But back to what I find scary...the lack of jobs.
Right now we’re at 20% unemployment, and when August hits and unemployment is cutoff, we’re going to see 40 million Americans rush out to get whatever jobs they can...even though we’ll probably only have 20 million jobs available, probably less.
Then what?
This is what I find scary, and this is why smart people will find another job before the August crunch hits.
If you don’t have a job by then, you’re not going to get one for the rest of this year and probably for most of next year.
Here in Missoula, I just don’t know where those jobs are going to come from.
Let’s say we have 100 restaurants in town. Let’s say they had 500 workers between them.

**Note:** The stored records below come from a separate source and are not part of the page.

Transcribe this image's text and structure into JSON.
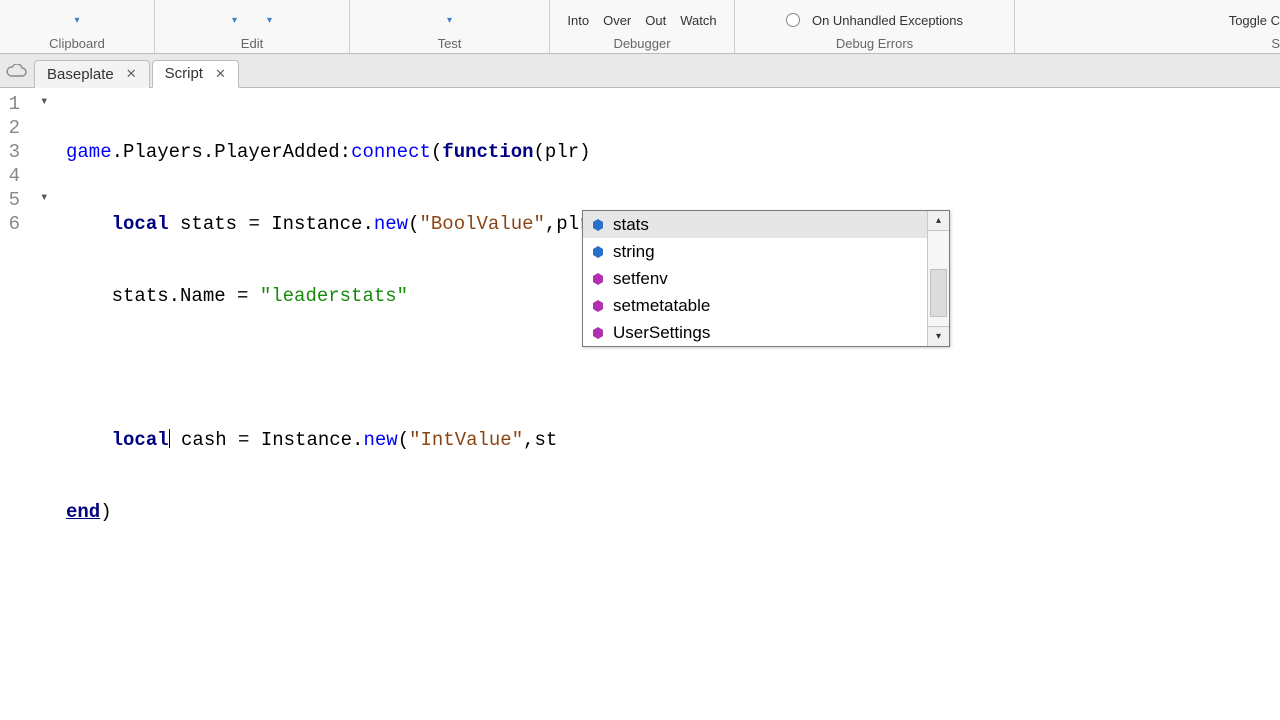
{
  "ribbon": {
    "clipboard": {
      "label": "Clipboard"
    },
    "edit": {
      "label": "Edit"
    },
    "test": {
      "label": "Test"
    },
    "debugger": {
      "label": "Debugger",
      "into": "Into",
      "over": "Over",
      "out": "Out",
      "watch": "Watch"
    },
    "errors": {
      "label": "Debug Errors",
      "on_unhandled": "On Unhandled Exceptions"
    },
    "last": {
      "toggle": "Toggle C",
      "s": "S"
    }
  },
  "tabs": [
    {
      "label": "Baseplate",
      "active": false
    },
    {
      "label": "Script",
      "active": true
    }
  ],
  "code": {
    "lines": [
      "1",
      "2",
      "3",
      "4",
      "5",
      "6"
    ],
    "l1_game": "game",
    "l1_players": ".Players.PlayerAdded:",
    "l1_connect": "connect",
    "l1_open": "(",
    "l1_function": "function",
    "l1_params": "(plr)",
    "l2_indent": "    ",
    "l2_local": "local",
    "l2_rest1": " stats = Instance.",
    "l2_new": "new",
    "l2_open": "(",
    "l2_str": "\"BoolValue\"",
    "l2_rest2": ",plr)",
    "l3_indent": "    ",
    "l3_rest": "stats.Name = ",
    "l3_str": "\"leaderstats\"",
    "l5_indent": "    ",
    "l5_local": "local",
    "l5_rest1": " cash = Instance.",
    "l5_new": "new",
    "l5_open": "(",
    "l5_str": "\"IntValue\"",
    "l5_rest2": ",st",
    "l6_end": "end",
    "l6_paren": ")"
  },
  "autocomplete": {
    "items": [
      {
        "label": "stats",
        "kind": "var",
        "selected": true
      },
      {
        "label": "string",
        "kind": "var",
        "selected": false
      },
      {
        "label": "setfenv",
        "kind": "fn",
        "selected": false
      },
      {
        "label": "setmetatable",
        "kind": "fn",
        "selected": false
      },
      {
        "label": "UserSettings",
        "kind": "fn",
        "selected": false
      }
    ]
  }
}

Chances are good that 25 of these restaurants will never reopen, 25 of them will reopen just as before, and 50 of them will reopen with half their former staff and half their customer levels...if even that.
So right away we have 125 workers that are out of work for good, and another 250 workers that are either working half their previous hours, or not working at all anymore as they’re no longer needed due to lack of customer demand.
So we now have 375 workers that are screwed, either out of work or working a job that doesn’t cut it.
What are they going to do?
Walmart and Costco can only hire so many people, after all.
So for those 375 people, they have some tough choices to make. I think the biggest tough choice will be whether they stay in Missoula or move ‘back home,’ closer to relatives and some kind of support network.
So now the majority of those 375 people will be gone from Missoula, meaning we have even fewer people in town to spend money with local businesses. This is not going to make it any easier for the people still here to get jobs, because there are no jobs, and now we have even less demand for the businesses still operating.
So further economic downturns will happen.
The only way I see any kind of economic upswing is if people stop being afraid and start living their lives like before.
But this isn’t going to happen.
Too many of us are scared, and the older and less healthy you are, the more scared you are.
Most economic activity comes from the older demographics, as they have more money and more savings, not the younger people who have neither.
I don’t know what’s gonna happen, but I don’t think it’s gonna be good.